Met twaalf laptop-computers zijn we langs zeven middelbare scholen in ‘Dar’ gegaan om bij elk een paar dagen lang computerles te geven. Hierbij gebruiken we het zogenaamde Group Support Systems, vergelijkbaar met de Group Decision Room bij TB. Je koppelt een aantal computers aan elkaar in een lokaal netwerk en met behulp van de software kunnen de deelnemers parallel en anoniem discussiëren en ideeën uitwisselen. Een soort gestructureerd chatten dus, maar dan in dezelfde ruimte.

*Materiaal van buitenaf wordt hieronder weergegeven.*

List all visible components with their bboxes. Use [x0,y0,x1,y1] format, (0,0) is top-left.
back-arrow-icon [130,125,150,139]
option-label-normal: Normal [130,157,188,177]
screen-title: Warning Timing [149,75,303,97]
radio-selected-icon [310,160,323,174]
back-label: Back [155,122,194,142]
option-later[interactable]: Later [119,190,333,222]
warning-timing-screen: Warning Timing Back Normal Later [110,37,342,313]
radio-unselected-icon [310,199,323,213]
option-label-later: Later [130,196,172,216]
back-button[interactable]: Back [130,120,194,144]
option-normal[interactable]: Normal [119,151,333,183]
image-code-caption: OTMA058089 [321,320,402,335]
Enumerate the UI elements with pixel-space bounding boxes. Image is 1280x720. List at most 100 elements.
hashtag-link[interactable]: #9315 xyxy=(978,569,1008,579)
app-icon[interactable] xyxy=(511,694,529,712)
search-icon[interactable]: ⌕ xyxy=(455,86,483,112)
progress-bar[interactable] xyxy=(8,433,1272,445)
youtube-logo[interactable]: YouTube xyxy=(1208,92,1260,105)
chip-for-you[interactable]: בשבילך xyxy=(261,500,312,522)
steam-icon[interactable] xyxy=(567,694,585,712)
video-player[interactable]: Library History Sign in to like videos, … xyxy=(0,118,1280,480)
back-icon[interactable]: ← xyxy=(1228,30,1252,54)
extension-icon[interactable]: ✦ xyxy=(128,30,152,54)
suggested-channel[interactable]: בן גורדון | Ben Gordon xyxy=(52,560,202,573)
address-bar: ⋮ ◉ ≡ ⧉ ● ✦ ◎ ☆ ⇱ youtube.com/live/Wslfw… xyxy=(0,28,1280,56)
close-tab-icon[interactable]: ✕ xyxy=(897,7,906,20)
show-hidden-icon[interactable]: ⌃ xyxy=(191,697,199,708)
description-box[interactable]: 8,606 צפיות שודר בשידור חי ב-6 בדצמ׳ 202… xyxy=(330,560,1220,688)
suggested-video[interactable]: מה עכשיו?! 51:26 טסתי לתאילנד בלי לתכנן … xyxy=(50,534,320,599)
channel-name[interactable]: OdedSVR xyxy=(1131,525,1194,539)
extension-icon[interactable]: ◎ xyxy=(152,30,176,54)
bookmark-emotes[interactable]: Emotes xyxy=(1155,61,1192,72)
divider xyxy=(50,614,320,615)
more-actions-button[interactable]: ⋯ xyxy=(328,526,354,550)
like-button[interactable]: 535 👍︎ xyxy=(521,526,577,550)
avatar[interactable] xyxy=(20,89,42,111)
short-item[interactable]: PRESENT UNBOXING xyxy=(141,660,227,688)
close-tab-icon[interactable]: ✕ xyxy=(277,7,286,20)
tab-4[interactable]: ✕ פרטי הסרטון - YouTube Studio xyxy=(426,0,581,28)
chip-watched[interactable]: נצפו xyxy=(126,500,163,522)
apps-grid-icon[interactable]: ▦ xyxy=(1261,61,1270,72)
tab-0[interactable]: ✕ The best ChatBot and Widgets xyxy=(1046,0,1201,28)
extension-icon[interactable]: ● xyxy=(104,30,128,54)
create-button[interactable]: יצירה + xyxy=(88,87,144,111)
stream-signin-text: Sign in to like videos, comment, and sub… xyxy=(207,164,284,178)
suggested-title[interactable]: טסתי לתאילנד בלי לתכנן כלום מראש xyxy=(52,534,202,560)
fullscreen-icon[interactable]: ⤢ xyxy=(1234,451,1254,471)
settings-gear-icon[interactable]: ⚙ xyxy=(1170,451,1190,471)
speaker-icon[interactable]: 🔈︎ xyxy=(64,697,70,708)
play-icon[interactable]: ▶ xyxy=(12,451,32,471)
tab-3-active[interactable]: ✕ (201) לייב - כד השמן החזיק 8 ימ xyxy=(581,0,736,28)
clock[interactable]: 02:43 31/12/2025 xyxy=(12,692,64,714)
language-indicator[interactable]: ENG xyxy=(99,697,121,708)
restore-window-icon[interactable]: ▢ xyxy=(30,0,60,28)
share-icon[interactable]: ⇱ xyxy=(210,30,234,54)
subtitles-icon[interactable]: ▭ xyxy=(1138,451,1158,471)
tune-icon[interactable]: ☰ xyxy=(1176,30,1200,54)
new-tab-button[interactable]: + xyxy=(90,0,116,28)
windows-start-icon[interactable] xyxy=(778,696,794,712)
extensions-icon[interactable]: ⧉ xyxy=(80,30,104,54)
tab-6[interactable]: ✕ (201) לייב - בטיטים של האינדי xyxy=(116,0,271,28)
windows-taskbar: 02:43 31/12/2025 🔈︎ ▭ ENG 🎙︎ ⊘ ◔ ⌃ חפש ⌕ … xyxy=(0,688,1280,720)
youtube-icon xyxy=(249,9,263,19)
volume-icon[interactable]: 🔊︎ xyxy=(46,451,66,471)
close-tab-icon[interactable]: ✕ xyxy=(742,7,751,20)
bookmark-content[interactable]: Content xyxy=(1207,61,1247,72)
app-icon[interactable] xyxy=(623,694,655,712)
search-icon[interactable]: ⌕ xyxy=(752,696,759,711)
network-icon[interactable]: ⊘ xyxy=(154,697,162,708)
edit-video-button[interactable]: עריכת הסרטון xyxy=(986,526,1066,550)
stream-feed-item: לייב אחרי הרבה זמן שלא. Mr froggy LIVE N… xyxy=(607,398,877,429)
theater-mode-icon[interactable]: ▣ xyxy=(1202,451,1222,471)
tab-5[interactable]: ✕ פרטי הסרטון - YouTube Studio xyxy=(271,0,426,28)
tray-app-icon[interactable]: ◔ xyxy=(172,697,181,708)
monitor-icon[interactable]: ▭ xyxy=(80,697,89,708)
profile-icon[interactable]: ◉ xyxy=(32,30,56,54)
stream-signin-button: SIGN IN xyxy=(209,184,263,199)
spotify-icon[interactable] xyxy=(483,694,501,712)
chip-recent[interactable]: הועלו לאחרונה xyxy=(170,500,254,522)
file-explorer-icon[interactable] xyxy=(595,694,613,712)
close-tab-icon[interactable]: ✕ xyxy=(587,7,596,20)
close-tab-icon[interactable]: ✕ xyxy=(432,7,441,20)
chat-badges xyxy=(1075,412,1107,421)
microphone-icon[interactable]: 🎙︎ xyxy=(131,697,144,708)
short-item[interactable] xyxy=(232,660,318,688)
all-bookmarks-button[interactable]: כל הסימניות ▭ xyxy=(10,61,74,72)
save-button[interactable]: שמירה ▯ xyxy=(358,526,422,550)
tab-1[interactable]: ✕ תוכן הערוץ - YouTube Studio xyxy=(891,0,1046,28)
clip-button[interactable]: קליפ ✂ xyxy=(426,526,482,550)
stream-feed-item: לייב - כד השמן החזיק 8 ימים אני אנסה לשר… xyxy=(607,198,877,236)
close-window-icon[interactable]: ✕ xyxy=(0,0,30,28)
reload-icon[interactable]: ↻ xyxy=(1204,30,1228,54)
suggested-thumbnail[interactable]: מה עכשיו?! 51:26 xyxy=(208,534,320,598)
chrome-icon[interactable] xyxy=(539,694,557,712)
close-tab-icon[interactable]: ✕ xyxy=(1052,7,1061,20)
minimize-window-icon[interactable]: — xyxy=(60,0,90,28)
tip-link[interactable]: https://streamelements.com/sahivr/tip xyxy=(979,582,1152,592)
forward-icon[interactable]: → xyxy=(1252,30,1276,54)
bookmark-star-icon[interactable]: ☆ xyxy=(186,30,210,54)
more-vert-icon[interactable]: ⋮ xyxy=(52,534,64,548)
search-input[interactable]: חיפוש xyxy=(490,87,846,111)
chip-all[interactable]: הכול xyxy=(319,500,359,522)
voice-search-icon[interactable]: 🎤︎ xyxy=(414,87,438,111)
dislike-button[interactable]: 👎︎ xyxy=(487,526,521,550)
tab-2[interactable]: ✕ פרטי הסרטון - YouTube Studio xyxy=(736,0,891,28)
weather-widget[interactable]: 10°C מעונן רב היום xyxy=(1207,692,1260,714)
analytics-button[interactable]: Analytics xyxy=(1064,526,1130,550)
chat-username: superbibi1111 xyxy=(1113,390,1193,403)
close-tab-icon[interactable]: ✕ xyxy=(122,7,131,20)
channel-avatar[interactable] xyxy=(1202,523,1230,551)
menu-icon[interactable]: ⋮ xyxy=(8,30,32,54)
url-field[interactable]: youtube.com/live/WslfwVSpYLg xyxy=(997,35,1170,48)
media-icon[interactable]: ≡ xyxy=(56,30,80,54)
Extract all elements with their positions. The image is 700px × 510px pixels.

Wij gebruikten het om eerst de leerlingen (vaak voor het eerst in hun leven) bekend te maken met de basics van computers, en gingen vervolgens discussies aan op het gebied van milieubescherming, Aids, vrouwenrechten, politiek, racisme, sexual harassment, noem maar op. Tegelijkertijd doken we in het onderwijssysteem van Tanzania om erachter te komen hoe een toekomstig computeronderwijsprogramma hier eruit zou kunnen zien. Hier zijn we wel alle clichés van ontwikkelingslanden tegengekomen: verdwijnend sponsorgeld, volledig gebrek aan beleid, manmoedig creëren van volledig onhaalbare plannen en natuurlijk corruptie.
En toch is er iets aan Tanzania wat het allesbehalve mistroostig maakt. De schoonheid van het landschap, de kleurige straten en ritmische muziek. En natuurlijk de eindeloze gastvrijheid, het zeer aanstekelijke gevoel voor humor van de Tanzanianen, wat een heleboel van die onvermijdelijke hindernissen hier ineens overkomelijk maakt.

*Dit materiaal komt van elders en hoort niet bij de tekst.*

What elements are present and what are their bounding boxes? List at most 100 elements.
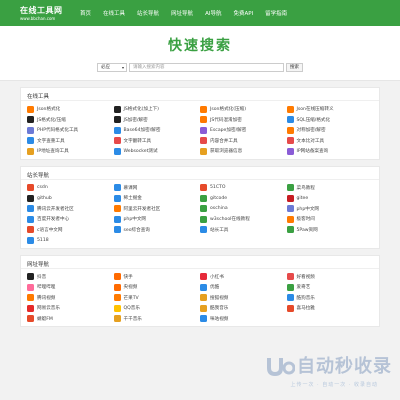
seo-icon [113, 226, 121, 234]
link-label: 慕课网 [123, 185, 138, 191]
link-item[interactable]: 5118 [27, 235, 114, 246]
link-item[interactable]: JS格式化/压缩 [27, 115, 114, 126]
link-item[interactable]: 获取浏览器信息 [200, 146, 287, 157]
link-item[interactable]: 百度开发者中心 [27, 214, 114, 225]
link-label: 文字翻转工具 [123, 138, 152, 144]
link-label: gitcode [210, 195, 228, 201]
link-item[interactable]: oschina [200, 204, 287, 215]
link-item[interactable]: 内容合并工具 [200, 136, 287, 147]
link-item[interactable]: JS加密/解密 [113, 115, 201, 126]
link-item[interactable]: Json在线压缩转义 [286, 104, 374, 115]
link-item[interactable]: 菜鸟教程 [286, 183, 374, 194]
nav-item[interactable]: 网址导航 [165, 9, 199, 17]
link-item[interactable]: Escape加密/解密 [200, 125, 287, 136]
search-hero: 快速搜索 必应 ▾ 请输入搜索内容 搜索 [0, 26, 400, 81]
link-label: Websocket测试 [123, 149, 158, 155]
link-label: w3school在线教程 [210, 217, 250, 223]
nav-item[interactable]: 站长导航 [131, 9, 165, 17]
link-item[interactable]: SQL压缩/格式化 [286, 115, 374, 126]
nav-item[interactable]: 首页 [74, 9, 97, 17]
kuwo-icon [200, 304, 207, 312]
w3-icon [200, 215, 207, 223]
section-panel: 在线工具 Json格式化 JS格式化(加上下) Json格式化(压缩) Json在线压缩… [20, 87, 380, 160]
nav-item[interactable]: 在线工具 [97, 9, 131, 17]
link-item[interactable]: QQ音乐 [113, 303, 201, 314]
link-item[interactable]: 5Paw资网 [286, 225, 374, 236]
link-item[interactable]: 文字翻转工具 [113, 136, 201, 147]
link-label: JS格式化(加上下) [123, 107, 159, 113]
link-item[interactable]: php中文网 [286, 204, 374, 215]
link-item[interactable]: IP地址查询工具 [27, 146, 114, 157]
link-item[interactable]: 央视频 [113, 282, 201, 293]
link-item[interactable]: github [27, 193, 114, 204]
link-item[interactable]: 网易云音乐 [27, 303, 114, 314]
link-item[interactable]: 快手 [113, 272, 201, 283]
logo-title: 在线工具网 [20, 5, 63, 15]
mango-icon [113, 294, 121, 302]
link-item[interactable]: 慕课网 [113, 183, 201, 194]
c-icon [27, 226, 34, 234]
link-item[interactable]: Json格式化 [27, 104, 114, 115]
link-item[interactable]: gitee [286, 193, 374, 204]
link-item[interactable]: w3school在线教程 [200, 214, 287, 225]
link-item[interactable]: 抖音 [27, 272, 114, 283]
socket-icon [113, 147, 121, 155]
nav-item[interactable]: AI导航 [199, 9, 227, 17]
text-icon [27, 137, 34, 145]
link-item[interactable]: php中文网 [113, 214, 201, 225]
link-item[interactable]: JS格式化(加上下) [113, 104, 201, 115]
link-item[interactable]: 蜻蜓FM [27, 314, 114, 325]
link-item[interactable]: seo综合查询 [113, 225, 201, 236]
link-item[interactable]: 爱奇艺 [286, 282, 374, 293]
5118-icon [27, 236, 34, 244]
link-item[interactable]: 腾讯云开发者社区 [27, 204, 114, 215]
link-label: Base64加密/解密 [123, 128, 161, 134]
link-item[interactable]: 哔哩哔哩 [27, 282, 114, 293]
search-input[interactable]: 请输入搜索内容 [129, 62, 284, 72]
link-item[interactable]: 酷我音乐 [200, 303, 287, 314]
section-title: 网址导航 [21, 256, 379, 269]
nav-item[interactable]: 免费API [227, 9, 259, 17]
link-item[interactable]: 文字查重工具 [27, 136, 114, 147]
link-item[interactable]: 对称加密/解密 [286, 125, 374, 136]
engine-select[interactable]: 必应 ▾ [97, 62, 127, 72]
link-item[interactable]: 搜狐视频 [200, 293, 287, 304]
json-icon [200, 105, 207, 113]
search-button[interactable]: 搜索 [286, 62, 303, 72]
link-item[interactable]: 腾讯视频 [27, 293, 114, 304]
link-item[interactable]: 芒果TV [113, 293, 201, 304]
link-item[interactable]: 咪咕视频 [200, 314, 287, 325]
link-item[interactable]: 51CTO [200, 183, 287, 194]
link-item[interactable]: IP网站备案查询 [286, 146, 374, 157]
link-item[interactable]: Base64加密/解密 [113, 125, 201, 136]
link-item[interactable]: Json格式化(压缩) [200, 104, 287, 115]
5paw-icon [286, 226, 294, 234]
link-item[interactable]: 千千音乐 [113, 314, 201, 325]
link-item[interactable]: gitcode [200, 193, 287, 204]
lock-icon [286, 126, 294, 134]
link-item[interactable]: 阿里云开发者社区 [113, 204, 201, 215]
link-label: 咪咕视频 [210, 316, 229, 322]
link-label: 5118 [37, 237, 49, 243]
qingting-icon [27, 315, 34, 323]
link-item[interactable]: 小红书 [200, 272, 287, 283]
link-item[interactable]: 喜马拉雅 [286, 303, 374, 314]
link-label: 好看视频 [296, 274, 315, 280]
link-item[interactable]: c语言中文网 [27, 225, 114, 236]
link-item[interactable]: 站长工具 [200, 225, 287, 236]
nav-item[interactable]: 留学指南 [259, 9, 293, 17]
link-item[interactable]: 优酷 [200, 282, 287, 293]
link-item[interactable]: 文本比对工具 [286, 136, 374, 147]
link-label: Json在线压缩转义 [296, 107, 334, 113]
link-item[interactable]: 好看视频 [286, 272, 374, 283]
site-logo[interactable]: 在线工具网 www.bbchan.com [20, 3, 68, 23]
link-item[interactable]: 酷狗音乐 [286, 293, 374, 304]
link-item[interactable]: Websocket测试 [113, 146, 201, 157]
baidu-icon [27, 215, 34, 223]
link-item[interactable]: csdn [27, 183, 114, 194]
merge-icon [200, 137, 207, 145]
link-item[interactable]: JS代码混淆加密 [200, 115, 287, 126]
link-item[interactable]: 极客时间 [286, 214, 374, 225]
link-item[interactable]: PHP代码格式化工具 [27, 125, 114, 136]
link-item[interactable]: 稀土掘金 [113, 193, 201, 204]
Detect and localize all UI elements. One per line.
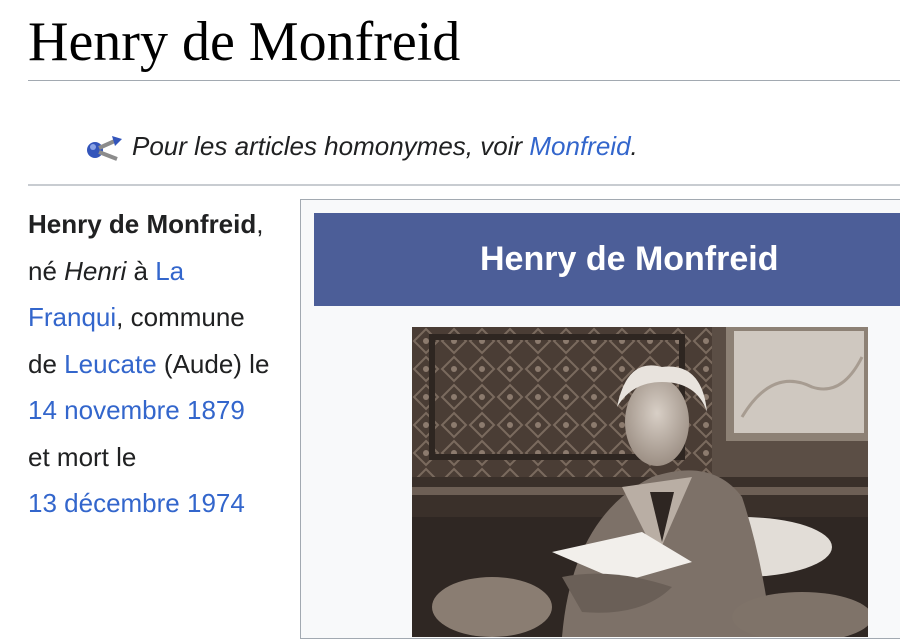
- hatnote-suffix: .: [630, 131, 638, 161]
- hatnote-text: Pour les articles homonymes, voir: [132, 131, 530, 161]
- link-death-date[interactable]: 13 décembre 1974: [28, 488, 245, 518]
- intro-birth-name: Henri: [64, 255, 127, 286]
- link-leucate[interactable]: Leucate: [64, 349, 157, 379]
- intro-text-2: à: [126, 255, 156, 286]
- intro-text-5: et mort le: [28, 441, 137, 472]
- intro-text-4: (Aude) le: [156, 348, 270, 379]
- link-birth-date[interactable]: 14 novembre 1879: [28, 395, 245, 425]
- hatnote-link-monfreid[interactable]: Monfreid: [529, 131, 630, 161]
- intro-paragraph: Henry de Monfreid, né Henri à La Franqui…: [28, 201, 278, 527]
- intro-name: Henry de Monfreid: [28, 209, 257, 239]
- portrait-photo[interactable]: [412, 327, 868, 637]
- title-divider: [28, 80, 900, 81]
- disambiguation-icon: [84, 133, 128, 163]
- infobox-header: Henry de Monfreid: [314, 213, 900, 306]
- infobox: Henry de Monfreid: [300, 199, 900, 639]
- hatnote: Pour les articles homonymes, voir Monfre…: [84, 126, 638, 166]
- hatnote-divider: [28, 184, 900, 186]
- page-title: Henry de Monfreid: [28, 11, 461, 73]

Intussen hebben we meer dan 250 kinderen en 30 leraren kunnen bereiken met ons programma. De bekende druppel op een gloeiende plaat weliswaar, maar het is een basis. Bovendien is er een begin van een overlegstructuur ontstaan tussen de Universiteit van Dar es Salaam, middelbare scholen en het Ministry of Education. Wie weet waar Tanzania binnen vijf jaar staat, het land maakt op dit moment grote sprongen.
Voor de mensen hier geldt verder alsnog één slogan: Armoede? Politieke problemen? Aids? Malaria? Corruptie? Schulden? Hakuna Matata! Dat betekent No Worries.
Comments are closed.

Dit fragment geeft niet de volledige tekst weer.